Phase 11 — Interview Questions: Multi-LoRA
Q1. What is a LoRA and why is it cheap?
Model answer
A LoRA replaces full fine-tuning with a small additive patch: W' = W + scaling·B·A, where A
(r×in) and B (out×r) have a tiny rank r (8–64). Applying it is the base matmul plus two small
rank-r matmuls (shrink x→r, expand r→out). A and B together are thousands of times smaller
than W, so you can store and serve many adapters cheaply over one shared base.
Q2. How does vLLM apply different adapters to different requests in one batch?
Model answer
It groups the batch by adapter id and uses SGMV/punica kernels: rows are segmented by their
lora_int_id, and each segment is matmul'd against its adapter's A/B in one grouped kernel
(add_shrink/add_expand/add_lora_linear). So a heterogeneous batch costs the shared base read
plus a little per distinct adapter — not one model run per request. It's the same "group by id, do a
grouped matmul" trick as MoE, keyed by adapter instead of expert.

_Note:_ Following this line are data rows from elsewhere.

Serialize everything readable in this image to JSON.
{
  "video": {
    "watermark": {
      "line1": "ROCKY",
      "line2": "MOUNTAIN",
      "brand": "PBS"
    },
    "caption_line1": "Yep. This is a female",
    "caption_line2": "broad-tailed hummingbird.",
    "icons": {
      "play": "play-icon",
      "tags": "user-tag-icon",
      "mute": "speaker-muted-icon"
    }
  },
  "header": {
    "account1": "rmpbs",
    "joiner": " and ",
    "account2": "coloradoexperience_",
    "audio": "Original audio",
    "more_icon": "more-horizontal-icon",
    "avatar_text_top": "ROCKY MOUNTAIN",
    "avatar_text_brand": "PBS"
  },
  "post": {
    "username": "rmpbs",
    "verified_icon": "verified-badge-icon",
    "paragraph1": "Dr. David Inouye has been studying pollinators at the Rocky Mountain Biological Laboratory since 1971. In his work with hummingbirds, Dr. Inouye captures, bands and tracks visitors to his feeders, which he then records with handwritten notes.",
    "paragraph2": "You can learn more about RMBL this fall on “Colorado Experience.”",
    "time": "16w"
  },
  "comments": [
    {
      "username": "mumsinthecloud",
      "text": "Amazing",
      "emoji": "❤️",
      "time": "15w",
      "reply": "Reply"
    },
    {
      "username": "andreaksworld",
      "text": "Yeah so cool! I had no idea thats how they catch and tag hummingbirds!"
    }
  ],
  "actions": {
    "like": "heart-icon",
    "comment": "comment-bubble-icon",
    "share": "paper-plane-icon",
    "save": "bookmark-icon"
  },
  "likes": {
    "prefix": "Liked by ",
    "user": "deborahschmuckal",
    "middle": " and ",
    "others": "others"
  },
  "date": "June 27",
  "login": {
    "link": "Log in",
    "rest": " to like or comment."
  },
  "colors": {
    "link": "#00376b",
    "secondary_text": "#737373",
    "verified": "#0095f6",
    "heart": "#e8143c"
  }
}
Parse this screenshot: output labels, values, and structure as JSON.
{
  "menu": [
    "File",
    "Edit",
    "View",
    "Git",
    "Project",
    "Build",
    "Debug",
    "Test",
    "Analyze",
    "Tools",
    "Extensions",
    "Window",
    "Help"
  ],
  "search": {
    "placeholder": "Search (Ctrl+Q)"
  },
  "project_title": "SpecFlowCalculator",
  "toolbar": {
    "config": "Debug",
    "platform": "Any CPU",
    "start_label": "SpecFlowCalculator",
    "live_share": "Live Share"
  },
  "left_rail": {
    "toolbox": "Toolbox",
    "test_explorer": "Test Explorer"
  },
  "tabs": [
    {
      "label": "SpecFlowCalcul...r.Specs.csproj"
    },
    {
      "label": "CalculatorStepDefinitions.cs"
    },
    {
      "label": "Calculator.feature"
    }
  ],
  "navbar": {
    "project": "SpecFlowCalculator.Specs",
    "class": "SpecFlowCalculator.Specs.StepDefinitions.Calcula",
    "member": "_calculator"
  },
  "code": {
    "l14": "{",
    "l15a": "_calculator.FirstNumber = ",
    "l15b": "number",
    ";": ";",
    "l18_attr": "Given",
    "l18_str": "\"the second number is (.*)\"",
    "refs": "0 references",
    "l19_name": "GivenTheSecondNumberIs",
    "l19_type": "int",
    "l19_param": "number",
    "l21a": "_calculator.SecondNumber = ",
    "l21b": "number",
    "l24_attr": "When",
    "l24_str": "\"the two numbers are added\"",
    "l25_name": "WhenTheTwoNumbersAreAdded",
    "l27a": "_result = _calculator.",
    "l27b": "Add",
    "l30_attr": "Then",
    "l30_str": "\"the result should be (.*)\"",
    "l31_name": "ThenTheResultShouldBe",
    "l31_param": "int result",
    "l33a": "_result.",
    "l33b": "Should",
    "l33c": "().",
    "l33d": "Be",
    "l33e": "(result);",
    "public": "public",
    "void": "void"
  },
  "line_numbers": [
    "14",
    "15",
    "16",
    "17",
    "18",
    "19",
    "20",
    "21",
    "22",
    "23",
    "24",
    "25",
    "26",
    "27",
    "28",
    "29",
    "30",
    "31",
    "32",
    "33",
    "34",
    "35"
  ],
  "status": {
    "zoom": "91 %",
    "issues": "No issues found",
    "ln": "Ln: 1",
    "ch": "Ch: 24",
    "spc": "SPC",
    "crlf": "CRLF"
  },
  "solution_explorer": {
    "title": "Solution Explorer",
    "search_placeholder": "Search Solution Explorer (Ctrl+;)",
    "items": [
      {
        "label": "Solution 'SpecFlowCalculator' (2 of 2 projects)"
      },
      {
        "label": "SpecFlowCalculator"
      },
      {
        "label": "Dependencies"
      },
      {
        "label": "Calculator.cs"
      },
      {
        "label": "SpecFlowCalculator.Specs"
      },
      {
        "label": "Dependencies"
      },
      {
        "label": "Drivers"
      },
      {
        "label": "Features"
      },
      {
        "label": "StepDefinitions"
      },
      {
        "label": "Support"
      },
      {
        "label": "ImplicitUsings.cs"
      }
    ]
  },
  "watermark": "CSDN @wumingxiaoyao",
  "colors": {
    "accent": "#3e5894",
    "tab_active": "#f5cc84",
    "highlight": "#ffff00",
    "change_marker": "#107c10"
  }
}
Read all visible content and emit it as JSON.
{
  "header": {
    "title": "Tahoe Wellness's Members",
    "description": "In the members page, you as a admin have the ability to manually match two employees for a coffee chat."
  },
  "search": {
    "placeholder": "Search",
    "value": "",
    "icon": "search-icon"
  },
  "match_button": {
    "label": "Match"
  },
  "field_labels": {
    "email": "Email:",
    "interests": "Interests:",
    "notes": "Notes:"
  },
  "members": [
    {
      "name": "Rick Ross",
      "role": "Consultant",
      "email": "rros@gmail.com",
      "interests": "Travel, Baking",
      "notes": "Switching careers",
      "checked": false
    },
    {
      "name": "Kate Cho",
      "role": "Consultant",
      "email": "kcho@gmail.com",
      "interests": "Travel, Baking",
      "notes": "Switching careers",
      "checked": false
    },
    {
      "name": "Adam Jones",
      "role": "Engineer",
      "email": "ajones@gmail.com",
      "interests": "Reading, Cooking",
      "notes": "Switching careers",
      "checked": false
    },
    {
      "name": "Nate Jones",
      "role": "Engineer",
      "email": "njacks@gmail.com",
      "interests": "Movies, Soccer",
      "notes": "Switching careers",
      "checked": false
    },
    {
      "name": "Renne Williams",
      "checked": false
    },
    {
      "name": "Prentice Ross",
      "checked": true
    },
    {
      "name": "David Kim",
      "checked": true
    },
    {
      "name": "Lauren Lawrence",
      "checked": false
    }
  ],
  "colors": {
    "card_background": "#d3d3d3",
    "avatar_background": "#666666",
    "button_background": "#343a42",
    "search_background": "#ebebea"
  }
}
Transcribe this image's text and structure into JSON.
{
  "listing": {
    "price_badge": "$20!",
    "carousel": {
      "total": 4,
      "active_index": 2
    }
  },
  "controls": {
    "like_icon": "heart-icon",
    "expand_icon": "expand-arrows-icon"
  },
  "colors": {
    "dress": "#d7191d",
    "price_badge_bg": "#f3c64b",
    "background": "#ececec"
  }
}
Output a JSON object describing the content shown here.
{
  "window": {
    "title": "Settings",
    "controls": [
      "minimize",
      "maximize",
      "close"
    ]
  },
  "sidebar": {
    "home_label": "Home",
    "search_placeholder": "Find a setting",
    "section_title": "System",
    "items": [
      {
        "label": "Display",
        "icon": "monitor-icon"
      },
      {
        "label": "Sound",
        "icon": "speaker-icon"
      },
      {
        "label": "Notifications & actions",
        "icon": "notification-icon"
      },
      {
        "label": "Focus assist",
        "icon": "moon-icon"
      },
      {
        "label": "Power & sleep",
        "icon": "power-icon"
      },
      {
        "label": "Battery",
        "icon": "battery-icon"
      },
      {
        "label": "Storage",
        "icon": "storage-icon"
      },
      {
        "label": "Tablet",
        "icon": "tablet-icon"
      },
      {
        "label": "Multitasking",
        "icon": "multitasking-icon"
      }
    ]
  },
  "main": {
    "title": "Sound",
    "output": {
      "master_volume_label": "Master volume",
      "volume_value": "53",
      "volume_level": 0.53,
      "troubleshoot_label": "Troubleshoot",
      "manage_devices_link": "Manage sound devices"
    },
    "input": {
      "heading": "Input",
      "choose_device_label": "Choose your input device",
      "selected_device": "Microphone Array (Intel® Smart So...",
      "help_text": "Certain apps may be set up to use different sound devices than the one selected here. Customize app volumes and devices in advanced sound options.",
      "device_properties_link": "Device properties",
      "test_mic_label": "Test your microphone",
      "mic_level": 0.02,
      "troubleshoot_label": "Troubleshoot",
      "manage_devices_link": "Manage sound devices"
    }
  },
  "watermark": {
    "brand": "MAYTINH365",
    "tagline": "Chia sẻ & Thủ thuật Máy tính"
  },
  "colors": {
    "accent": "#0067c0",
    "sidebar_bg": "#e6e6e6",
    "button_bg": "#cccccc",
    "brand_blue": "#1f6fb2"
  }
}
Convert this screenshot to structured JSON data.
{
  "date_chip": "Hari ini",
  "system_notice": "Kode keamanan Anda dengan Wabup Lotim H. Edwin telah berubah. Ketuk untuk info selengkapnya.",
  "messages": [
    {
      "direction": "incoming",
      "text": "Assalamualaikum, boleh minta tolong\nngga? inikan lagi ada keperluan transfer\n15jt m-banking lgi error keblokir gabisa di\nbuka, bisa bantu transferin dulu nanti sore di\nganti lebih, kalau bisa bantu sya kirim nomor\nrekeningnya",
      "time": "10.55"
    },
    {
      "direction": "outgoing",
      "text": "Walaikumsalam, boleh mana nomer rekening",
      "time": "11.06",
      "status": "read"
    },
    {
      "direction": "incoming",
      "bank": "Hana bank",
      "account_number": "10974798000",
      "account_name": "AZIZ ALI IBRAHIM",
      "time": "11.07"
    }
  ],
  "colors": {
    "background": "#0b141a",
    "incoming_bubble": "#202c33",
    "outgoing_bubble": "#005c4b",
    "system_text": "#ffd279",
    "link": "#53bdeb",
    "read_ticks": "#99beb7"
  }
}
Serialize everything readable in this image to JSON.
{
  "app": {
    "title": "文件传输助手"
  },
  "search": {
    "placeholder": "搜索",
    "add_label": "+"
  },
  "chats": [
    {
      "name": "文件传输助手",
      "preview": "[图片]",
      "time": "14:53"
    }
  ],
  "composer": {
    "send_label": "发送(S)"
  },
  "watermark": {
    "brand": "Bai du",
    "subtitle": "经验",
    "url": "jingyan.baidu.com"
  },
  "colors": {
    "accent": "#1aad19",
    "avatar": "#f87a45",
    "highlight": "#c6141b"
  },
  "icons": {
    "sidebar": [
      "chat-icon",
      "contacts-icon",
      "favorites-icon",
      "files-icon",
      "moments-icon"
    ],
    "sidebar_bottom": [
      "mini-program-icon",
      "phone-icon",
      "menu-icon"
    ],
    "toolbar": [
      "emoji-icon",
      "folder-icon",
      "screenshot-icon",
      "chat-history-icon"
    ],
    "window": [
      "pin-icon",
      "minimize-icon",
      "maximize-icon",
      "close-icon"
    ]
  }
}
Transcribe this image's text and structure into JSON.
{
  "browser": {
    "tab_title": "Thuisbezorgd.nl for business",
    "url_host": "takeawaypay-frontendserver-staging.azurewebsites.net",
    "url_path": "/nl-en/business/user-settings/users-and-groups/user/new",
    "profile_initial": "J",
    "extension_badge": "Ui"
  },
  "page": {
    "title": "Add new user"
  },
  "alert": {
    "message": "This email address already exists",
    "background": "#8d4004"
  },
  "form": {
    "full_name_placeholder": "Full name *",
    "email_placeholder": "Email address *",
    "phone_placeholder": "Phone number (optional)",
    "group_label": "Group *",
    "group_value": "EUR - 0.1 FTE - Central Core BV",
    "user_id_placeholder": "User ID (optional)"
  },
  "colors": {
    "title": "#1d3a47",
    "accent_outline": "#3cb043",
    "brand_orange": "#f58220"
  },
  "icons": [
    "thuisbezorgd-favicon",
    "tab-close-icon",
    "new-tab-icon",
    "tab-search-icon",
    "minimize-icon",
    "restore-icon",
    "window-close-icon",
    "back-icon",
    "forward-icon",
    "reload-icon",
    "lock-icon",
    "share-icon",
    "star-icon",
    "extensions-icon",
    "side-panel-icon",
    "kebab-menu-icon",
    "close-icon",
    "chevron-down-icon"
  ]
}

Q3. What's the cost model that makes multi-LoRA a structural advantage?
Model answer
The base weights are shared and read once for the whole batch; each adapter adds only r×(in+out)
parameters and a rank-r matmul. So serving N fine-tunes costs ≈ base + N tiny deltas, versus N
full model copies. That lets a platform serve thousands of customer fine-tunes from one deployment —
a real cost moat (Phase 19, Track C).
Q4. How are adapters managed in memory, and how does the scheduler get involved?
Model answer
The LoRAModelManager loads adapters into a bounded set of GPU slots and LRU-evicts when over
max_loras (same eviction discipline as the KV cache). max_loras bounds distinct adapters per
step; the scheduler enforces it during waiting-admission (it tracks scheduled_loras and skips a
request whose adapter would exceed the limit this step). So multi-LoRA rides the normal scheduler
with one extra constraint.
Q5. Does batching many adapters change the output?
Model answer
No — the grouped/SGMV application produces exactly the same result as applying each adapter to its request individually; it just shares the base matmul and fuses the per-adapter work. Same "optimization, not behavior change" guarantee as the KV cache, chunked prefill, and spec decode.
Rapid-fire
- LoRA formula?
W' = W + scaling·B·A, rank r small. - Two apply steps? shrink (in→r), expand (r→out).
- Batched-LoRA kernel family? punica / SGMV (segment by adapter id).
- Bounds adapters/step?
max_loras(manager LRU + scheduler check). - Adapter id 0/-1? base / no adapter.